Public safety is a priority and as in normal years, crews must assess each campground before its opening. Work required depends on previous winter conditions as lot of damage can occur over the course of a winter.
There can be down trees or standing hazard trees that have to be removed, and broken waterlines or picnic tables may need to be repaired before opening. Developed campgrounds in the forest are currently closed.
“We are asking visitors to avoid our developed campgrounds so crews can work as quickly as possible to open sites for the Memorial Day weekend,” said Danelle Highfill, Boise National Forest recreation manager. “It is an issue of public safety. Crews routinely need to drop hazard trees that have been damaged because of snow load, and they can’t do that if the campsites are occupied.”
The COVID-19 pandemic has delayed preparation for the normal campground openings that take place in mid- to late-May. A few low elevation campgrounds are normally open in early May with full restroom and water services. Most campgrounds are typically open around Memorial Day.
Due to COVID-19 and increased use, additional cleaning and repair work may be required. As it is, some developed campgrounds will be opened with limited services if water testing and repairs are delayed or extensive.

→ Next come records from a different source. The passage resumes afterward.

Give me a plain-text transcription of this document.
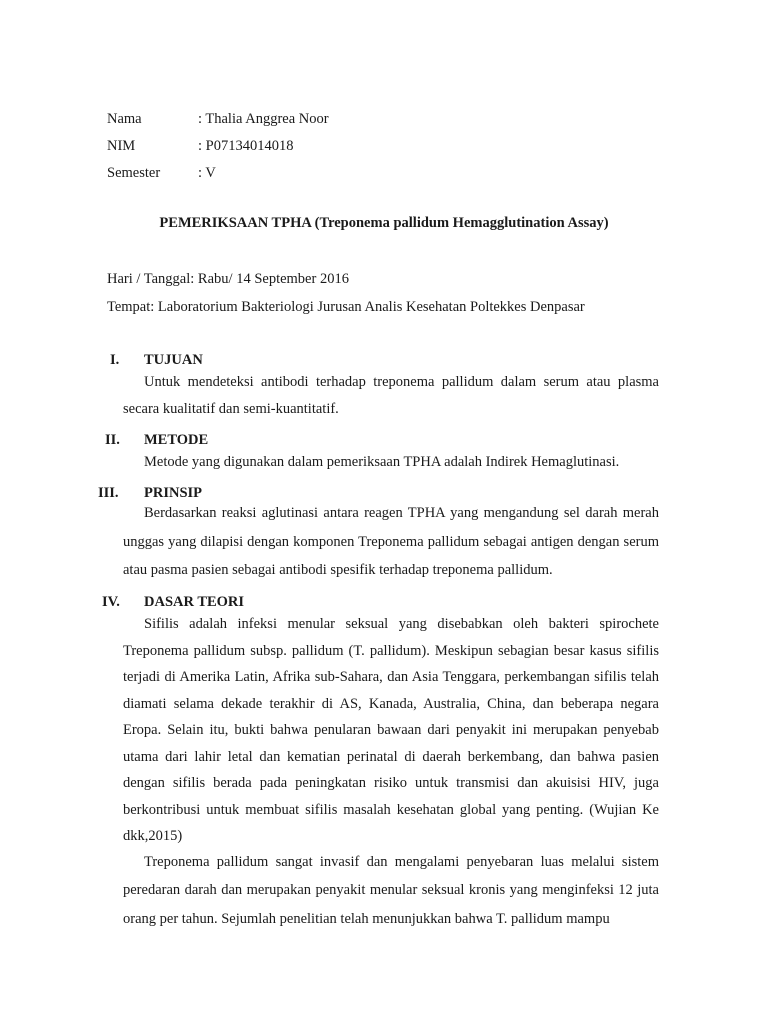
Nama	: Thalia Anggrea Noor
NIM	: P07134014018
Semester	: V
PEMERIKSAAN TPHA (Treponema pallidum Hemagglutination Assay)
Hari / Tanggal: Rabu/ 14 September 2016
Tempat: Laboratorium Bakteriologi Jurusan Analis Kesehatan Poltekkes Denpasar
I. TUJUAN

Untuk mendeteksi antibodi terhadap treponema pallidum dalam serum atau plasma secara kualitatif dan semi-kuantitatif.

II. METODE

Metode yang digunakan dalam pemeriksaan TPHA adalah Indirek Hemaglutinasi.

III. PRINSIP

Berdasarkan reaksi aglutinasi antara reagen TPHA yang mengandung sel darah merah unggas yang dilapisi dengan komponen Treponema pallidum sebagai antigen dengan serum atau pasma pasien sebagai antibodi spesifik terhadap treponema pallidum.

IV. DASAR TEORI

Sifilis adalah infeksi menular seksual yang disebabkan oleh bakteri spirochete Treponema pallidum subsp. pallidum (T. pallidum). Meskipun sebagian besar kasus sifilis terjadi di Amerika Latin, Afrika sub-Sahara, dan Asia Tenggara, perkembangan sifilis telah diamati selama dekade terakhir di AS, Kanada, Australia, China, dan beberapa negara Eropa. Selain itu, bukti bahwa penularan bawaan dari penyakit ini merupakan penyebab utama dari lahir letal dan kematian perinatal di daerah berkembang, dan bahwa pasien dengan sifilis berada pada peningkatan risiko untuk transmisi dan akuisisi HIV, juga berkontribusi untuk membuat sifilis masalah kesehatan global yang penting. (Wujian Ke dkk,2015)

Treponema pallidum sangat invasif dan mengalami penyebaran luas melalui sistem peredaran darah dan merupakan penyakit menular seksual kronis yang menginfeksi 12 juta orang per tahun. Sejumlah penelitian telah menunjukkan bahwa T. pallidum mampu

The majority of the forest is open for public access, including trails and trailheads. Forest officials want to remind you to avoid congregating at trailheads and parking areas and avoid gathering in groups over 10. Forest visitors should recreate consistent with the State’s Recreate Responsibly Idaho campaign.
“Dispersed camping is open throughout the forest except for two locations in the Silver Creek area,” Highfill said. “We want to encourage visitors to pack out their trash, practice “Leave no Trace” land use principles, and social distance when recreating on the forest. Most of all, we are asking the public to be patient for a couple more weeks.”